Sejarah merupakan bukti nyata bahwa bangsa kita -mulai kerajaan majapahit, mataram, kerajaan sriwijaya, kerajaan Islam Demak sampai pada lahirnya Indonesia- merupakan bangsa kaya akan budaya, suku, bahasa daerah, keyakinan dan agama.[1] Masyarakat telah menyakini sesuatu yang berada di luar diri manusia dan berpengaruh terhadap hidup manusia yaitu kepercayaan animisme, dinamisme dan agama Hindu dan Budha yang datang dari India. Islam masuk dengan ajaran-ajaran pembebasan, pencerahan, tidak ada perbedaan kasta dan dengan damai Islam tersebar di Indonesia sedangkan di lain pihak agama Budha dan Hindu telah mewarnai kebudayaan masyarakat saat itu. Dan proses pertemuan antara kebudayaan-kebudayaan yang berkembang di masyarakat dengan kebudayaan yang datang kemudian tidak dapat dihindari. Hal ini juga terjadi pada proses penyebaran agama, yang tentunya juga diwarnai oleh budaya masyarakat saat itu.

Pluralisme dalam Konteks Ke-Indonesia-an. Lambat-laun kultur masyarakat yang telah diwarnai oleh hinduisme dan budhiisme mengalami proses akulturasi. Proses akulturasi budaya dan agama yang dalam waktu panjang menyebabkan kesulitan untuk memisahkan mana unsur budaya dan mana unsur agama, hal ini dikarenakan keduanya saling mengisi. Manusia tidak dapat beragama tanpa budaya, karena kebudayaan merupakan kreativitas manusia yang bisa menjadi salah satu bentuk ekspresi keberagamaan.[2]

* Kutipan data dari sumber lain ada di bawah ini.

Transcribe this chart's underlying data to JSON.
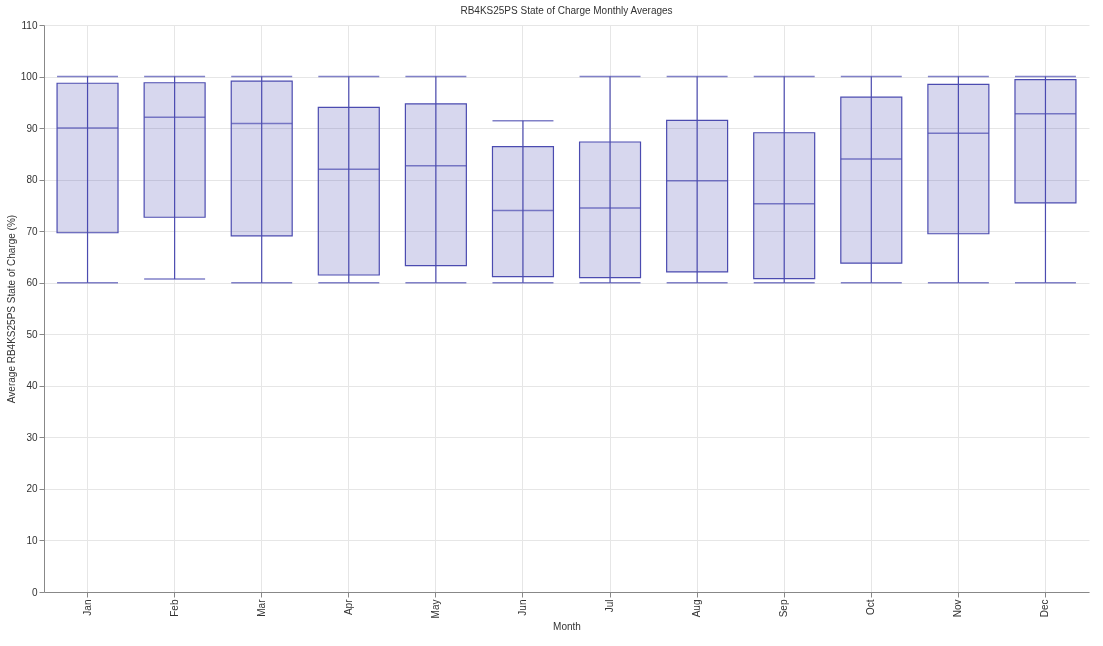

[1] Agama mempunyai kontribusi yang berpengaruh terhadap dinamika kehidupan berbangsa dan bermasyarakat, trut claim atas nama agama sering dijadikan alasan kuat terjadinya konfik yang berkepanjangan missal: dari kerusuan Poso, Ambon dan berbagai daerah di Indonesia. Hal ini memerlukan solusi dan perhatian dari berbagai pihak baik pemerintah maupun masyarakat (tokoh agama, tokoh masyarakat), dengan harapan kerusuan dan konflik tidak terjadi lagi. Kerusuhan dan kekerasan dengan mengatasnamakan agama atau dengan alasan apapun sangat bertentangan dengan nilai-nilai normatif yang ada dalam agama. Bukti ini menunjukkan bahwa masing-masing pemeluk agama belum secara penuh mengaplikasikan ajaran agamanya dalam kehidupan bermasyarakat. Semua agama melarang kekerasan, pembunuhan serta menganjurkan sikap toleransi dan kasih sayang.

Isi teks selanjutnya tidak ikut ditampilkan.